In cosmology, cold dark matter is believed to be a form of matter which moves slowly in comparison with light and interacts weakly with electromagnetic radiation. It is estimated that only a minute fraction of the matter in the Universe is baryonic matter, which forms stars, planets and living organisms. The rest, comprising over 80%, is dark matter and energy.

Dark matter is considered a theory because it has to exist - it just isn't defined. The current theory is instead an intellectual method to explain how the universe evolved from its initial state to the current distribution of galaxies and clusters, the structure of the Universe on a large scale. What we knew about black holes 35 years ago is almost all completely changed or even wrong now, and the same may happen with dark matter but, in any case, the current hypothesis is unable to satisfactorily explain some observations.

Tom Broadhurst, an Ikerbasque researcher at the University of the Basque Country (UPV/EHU), explains that, "guided by the initial simulations of the formation of galaxies in this context, we have reinterpreted cold dark matter as a Bose-Einstein condensate". So, "the ultra-light bosons forming the condensate share the same quantum wave function, so disturbance patterns are formed on astronomic scales in the form of large-scale waves".

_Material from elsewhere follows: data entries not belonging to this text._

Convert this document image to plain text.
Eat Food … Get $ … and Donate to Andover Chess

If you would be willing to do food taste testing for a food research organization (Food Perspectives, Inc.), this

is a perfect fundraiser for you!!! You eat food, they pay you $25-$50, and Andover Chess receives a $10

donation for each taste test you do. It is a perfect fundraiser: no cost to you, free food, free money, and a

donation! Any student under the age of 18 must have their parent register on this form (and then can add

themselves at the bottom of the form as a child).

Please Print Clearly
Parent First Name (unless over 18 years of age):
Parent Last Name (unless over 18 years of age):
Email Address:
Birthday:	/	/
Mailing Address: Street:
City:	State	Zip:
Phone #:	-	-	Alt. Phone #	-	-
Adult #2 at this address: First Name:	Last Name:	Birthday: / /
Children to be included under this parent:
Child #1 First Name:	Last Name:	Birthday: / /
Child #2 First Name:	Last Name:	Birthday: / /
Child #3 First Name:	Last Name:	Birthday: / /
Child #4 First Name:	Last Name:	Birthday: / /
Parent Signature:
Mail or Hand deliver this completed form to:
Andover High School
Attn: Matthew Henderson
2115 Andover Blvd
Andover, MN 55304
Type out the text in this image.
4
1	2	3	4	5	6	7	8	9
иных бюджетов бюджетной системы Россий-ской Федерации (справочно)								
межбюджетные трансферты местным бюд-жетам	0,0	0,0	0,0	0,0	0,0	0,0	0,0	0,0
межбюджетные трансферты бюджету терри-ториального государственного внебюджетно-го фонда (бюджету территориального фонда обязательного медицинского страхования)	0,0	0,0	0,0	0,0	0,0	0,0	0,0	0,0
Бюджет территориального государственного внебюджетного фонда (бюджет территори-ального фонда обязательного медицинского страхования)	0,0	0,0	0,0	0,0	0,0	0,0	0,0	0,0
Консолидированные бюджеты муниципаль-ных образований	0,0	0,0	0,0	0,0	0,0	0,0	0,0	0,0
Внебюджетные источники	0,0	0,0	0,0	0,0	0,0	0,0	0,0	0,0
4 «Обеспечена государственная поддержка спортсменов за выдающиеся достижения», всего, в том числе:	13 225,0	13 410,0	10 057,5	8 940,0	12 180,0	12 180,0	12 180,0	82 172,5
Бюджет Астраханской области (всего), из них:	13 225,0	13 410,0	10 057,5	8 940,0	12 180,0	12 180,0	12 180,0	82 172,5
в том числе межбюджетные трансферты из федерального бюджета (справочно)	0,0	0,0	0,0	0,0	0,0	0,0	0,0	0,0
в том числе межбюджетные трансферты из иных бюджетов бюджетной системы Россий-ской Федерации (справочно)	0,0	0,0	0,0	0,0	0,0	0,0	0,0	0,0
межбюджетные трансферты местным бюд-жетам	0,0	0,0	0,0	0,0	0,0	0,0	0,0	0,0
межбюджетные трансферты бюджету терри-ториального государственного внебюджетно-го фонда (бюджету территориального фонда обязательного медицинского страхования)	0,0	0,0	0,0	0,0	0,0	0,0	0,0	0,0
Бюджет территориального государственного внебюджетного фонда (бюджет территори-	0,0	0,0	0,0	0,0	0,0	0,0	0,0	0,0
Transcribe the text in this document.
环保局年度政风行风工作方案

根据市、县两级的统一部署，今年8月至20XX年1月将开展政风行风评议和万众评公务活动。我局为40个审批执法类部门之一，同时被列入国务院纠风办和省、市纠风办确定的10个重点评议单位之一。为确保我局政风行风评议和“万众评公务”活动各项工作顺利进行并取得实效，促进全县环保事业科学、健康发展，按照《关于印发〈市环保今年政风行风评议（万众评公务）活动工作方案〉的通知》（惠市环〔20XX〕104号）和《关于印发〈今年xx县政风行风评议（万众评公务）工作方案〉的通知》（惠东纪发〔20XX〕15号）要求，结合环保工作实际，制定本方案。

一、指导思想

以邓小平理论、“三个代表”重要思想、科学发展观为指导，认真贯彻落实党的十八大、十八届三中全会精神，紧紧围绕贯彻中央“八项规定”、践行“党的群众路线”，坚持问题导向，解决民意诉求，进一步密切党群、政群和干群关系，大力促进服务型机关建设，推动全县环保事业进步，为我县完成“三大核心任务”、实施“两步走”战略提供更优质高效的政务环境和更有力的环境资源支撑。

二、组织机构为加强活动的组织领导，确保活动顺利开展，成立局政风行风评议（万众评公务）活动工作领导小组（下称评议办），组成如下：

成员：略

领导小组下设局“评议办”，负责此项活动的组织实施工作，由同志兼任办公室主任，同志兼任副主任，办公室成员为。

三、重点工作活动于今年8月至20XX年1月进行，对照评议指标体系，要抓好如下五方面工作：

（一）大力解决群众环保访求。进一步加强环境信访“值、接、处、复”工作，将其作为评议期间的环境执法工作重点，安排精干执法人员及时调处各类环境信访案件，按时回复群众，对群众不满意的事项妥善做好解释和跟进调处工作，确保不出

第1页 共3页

This hypothesis can be used to suggest that all the galaxies in this context should have at their center large stationary waves of dark matter called solitons, which would explain the puzzling cores observed in common dwarf galaxies.

The hypothesis also makes it possible to predict that galaxies are formed relatively late in this context in comparison with the interpretation of standard particles of cold dark matter. The team is comparing these new predictions with observations by the Hubble space telescope.

This opens up the possibility that dark matter could be regarded as a very cold quantum fluid that governs the formation of the structure across the whole Universe.